On 11/13/13 3:57 AM, Kevin Ballard wrote:
On Nov 11, 2013, at 11:43 PM, Patrick Walton <[email protected]
<mailto:[email protected]>> wrote:

We considered Go's anonymous fields but rejected them because they
don't support virtual methods at the same time as field embedding.
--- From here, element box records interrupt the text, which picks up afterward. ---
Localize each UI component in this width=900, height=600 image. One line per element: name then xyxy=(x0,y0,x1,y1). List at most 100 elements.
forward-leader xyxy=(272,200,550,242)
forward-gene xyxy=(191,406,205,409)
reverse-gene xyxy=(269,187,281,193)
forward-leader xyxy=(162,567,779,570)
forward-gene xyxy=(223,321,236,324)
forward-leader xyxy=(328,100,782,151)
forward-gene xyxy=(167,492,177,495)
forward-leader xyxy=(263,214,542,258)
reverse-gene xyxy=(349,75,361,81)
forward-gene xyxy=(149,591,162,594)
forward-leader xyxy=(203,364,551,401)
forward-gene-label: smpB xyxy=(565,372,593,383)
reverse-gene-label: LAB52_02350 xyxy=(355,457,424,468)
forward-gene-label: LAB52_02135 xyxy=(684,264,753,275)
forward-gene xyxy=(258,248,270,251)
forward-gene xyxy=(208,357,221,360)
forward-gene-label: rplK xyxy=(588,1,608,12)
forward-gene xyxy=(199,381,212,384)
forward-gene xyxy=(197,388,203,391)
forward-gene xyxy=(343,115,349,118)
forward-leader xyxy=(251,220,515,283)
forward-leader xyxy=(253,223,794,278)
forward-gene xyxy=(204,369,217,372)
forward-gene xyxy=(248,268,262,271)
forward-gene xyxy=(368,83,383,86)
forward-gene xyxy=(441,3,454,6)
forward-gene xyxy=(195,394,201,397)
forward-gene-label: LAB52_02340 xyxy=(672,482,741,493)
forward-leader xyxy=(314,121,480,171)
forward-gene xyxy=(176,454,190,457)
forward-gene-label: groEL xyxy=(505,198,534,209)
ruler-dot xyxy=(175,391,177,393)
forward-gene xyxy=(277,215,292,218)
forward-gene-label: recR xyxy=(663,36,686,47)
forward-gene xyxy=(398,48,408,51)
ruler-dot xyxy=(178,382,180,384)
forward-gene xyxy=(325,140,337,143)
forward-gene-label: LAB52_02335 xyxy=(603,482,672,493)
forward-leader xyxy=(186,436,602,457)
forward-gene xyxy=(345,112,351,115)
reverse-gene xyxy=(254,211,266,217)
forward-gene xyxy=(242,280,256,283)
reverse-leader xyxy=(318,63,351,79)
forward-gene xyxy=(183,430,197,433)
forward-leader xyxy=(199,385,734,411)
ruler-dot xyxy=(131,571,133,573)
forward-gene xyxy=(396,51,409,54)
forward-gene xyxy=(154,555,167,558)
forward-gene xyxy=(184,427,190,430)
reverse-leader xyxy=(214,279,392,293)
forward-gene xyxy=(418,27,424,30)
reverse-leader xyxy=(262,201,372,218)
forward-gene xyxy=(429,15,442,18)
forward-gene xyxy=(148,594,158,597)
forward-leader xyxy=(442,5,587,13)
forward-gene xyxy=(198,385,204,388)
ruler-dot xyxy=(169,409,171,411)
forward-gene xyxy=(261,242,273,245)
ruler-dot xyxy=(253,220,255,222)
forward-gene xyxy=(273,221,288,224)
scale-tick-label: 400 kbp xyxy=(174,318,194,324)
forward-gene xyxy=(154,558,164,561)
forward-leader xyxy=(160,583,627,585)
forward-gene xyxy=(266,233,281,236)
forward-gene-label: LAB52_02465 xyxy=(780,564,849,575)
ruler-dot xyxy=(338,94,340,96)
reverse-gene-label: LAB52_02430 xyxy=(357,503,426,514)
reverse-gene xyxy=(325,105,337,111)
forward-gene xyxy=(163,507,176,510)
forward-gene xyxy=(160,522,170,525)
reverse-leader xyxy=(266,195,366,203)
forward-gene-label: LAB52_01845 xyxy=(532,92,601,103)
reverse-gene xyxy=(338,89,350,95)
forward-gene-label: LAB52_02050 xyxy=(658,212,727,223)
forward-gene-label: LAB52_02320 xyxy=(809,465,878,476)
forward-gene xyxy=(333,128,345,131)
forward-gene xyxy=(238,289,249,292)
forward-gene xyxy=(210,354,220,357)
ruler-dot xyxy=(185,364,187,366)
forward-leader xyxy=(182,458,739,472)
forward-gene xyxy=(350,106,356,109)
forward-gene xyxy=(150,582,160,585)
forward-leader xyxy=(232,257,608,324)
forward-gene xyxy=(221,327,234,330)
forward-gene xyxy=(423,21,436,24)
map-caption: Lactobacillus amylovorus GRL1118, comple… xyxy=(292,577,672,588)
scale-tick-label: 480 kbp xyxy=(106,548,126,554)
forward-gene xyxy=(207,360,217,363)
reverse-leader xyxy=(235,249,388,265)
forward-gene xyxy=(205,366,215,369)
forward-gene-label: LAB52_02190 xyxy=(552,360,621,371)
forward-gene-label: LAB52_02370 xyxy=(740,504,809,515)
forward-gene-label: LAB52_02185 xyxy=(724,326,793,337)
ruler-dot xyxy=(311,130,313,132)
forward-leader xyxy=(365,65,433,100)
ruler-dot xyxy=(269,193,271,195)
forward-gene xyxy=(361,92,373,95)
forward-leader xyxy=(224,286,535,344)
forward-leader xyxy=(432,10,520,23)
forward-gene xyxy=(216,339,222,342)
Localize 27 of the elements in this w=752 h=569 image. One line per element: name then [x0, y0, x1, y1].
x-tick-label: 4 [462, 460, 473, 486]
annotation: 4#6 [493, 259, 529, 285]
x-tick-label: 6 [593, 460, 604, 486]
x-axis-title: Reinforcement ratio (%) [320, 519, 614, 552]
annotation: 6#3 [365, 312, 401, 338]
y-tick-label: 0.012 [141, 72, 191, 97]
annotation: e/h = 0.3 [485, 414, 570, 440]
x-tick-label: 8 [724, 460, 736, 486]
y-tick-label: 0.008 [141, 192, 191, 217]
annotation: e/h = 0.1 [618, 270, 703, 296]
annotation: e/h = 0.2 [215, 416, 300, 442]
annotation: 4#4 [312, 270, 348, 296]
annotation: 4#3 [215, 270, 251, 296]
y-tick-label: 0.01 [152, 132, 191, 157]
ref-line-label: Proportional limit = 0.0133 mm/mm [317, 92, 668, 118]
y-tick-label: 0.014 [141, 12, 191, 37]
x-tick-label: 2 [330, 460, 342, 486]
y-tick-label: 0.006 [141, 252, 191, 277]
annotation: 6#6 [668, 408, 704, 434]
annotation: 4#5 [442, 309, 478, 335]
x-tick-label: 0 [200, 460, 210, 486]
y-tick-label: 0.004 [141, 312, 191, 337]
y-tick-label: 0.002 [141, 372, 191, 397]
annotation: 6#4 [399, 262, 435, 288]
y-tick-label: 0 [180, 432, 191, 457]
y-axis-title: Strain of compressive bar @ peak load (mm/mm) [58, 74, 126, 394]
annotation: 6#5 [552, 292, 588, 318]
I don’t follow. Why do Go’s anonymous fields not support virtual methods
at the same time as field embedding?

I want to write this but I can't:

    package main

    import "fmt"

    type A struct {
        x int
    }

    type B struct {
        A
        y int
    }

    type C struct {
        A
        z int
    }

    func(self *B) Foo() {
        fmt.Printf("Hello!")
    }

    func(self *B) Upcast() *A {
        return &self.A
    }

    func(self *C) Foo() {
        fmt.Printf("Goodbye!")
    }

    func(self *C) Upcast() *A {
        return &self.A
    }

    func main() {
        myArray := []*A {
            (&B { A: A { x: 1 }, y: 2 }).Upcast(),
            (&C { A: A { x: 3 }, z: 4 }).Upcast(),
        }
        for i := 0; i < 2; i++ {
            myArray[i].Foo()
        }
    }

Error:

prog.go:41: myArray[i].Foo undefined (type *A has no field or method Foo)

You can't really write the thing you need to write inside `Upcast` to make this code work. You would need to use an interface instead, but then interfaces don't support shared fields, just like in Rust, leading to the same problem.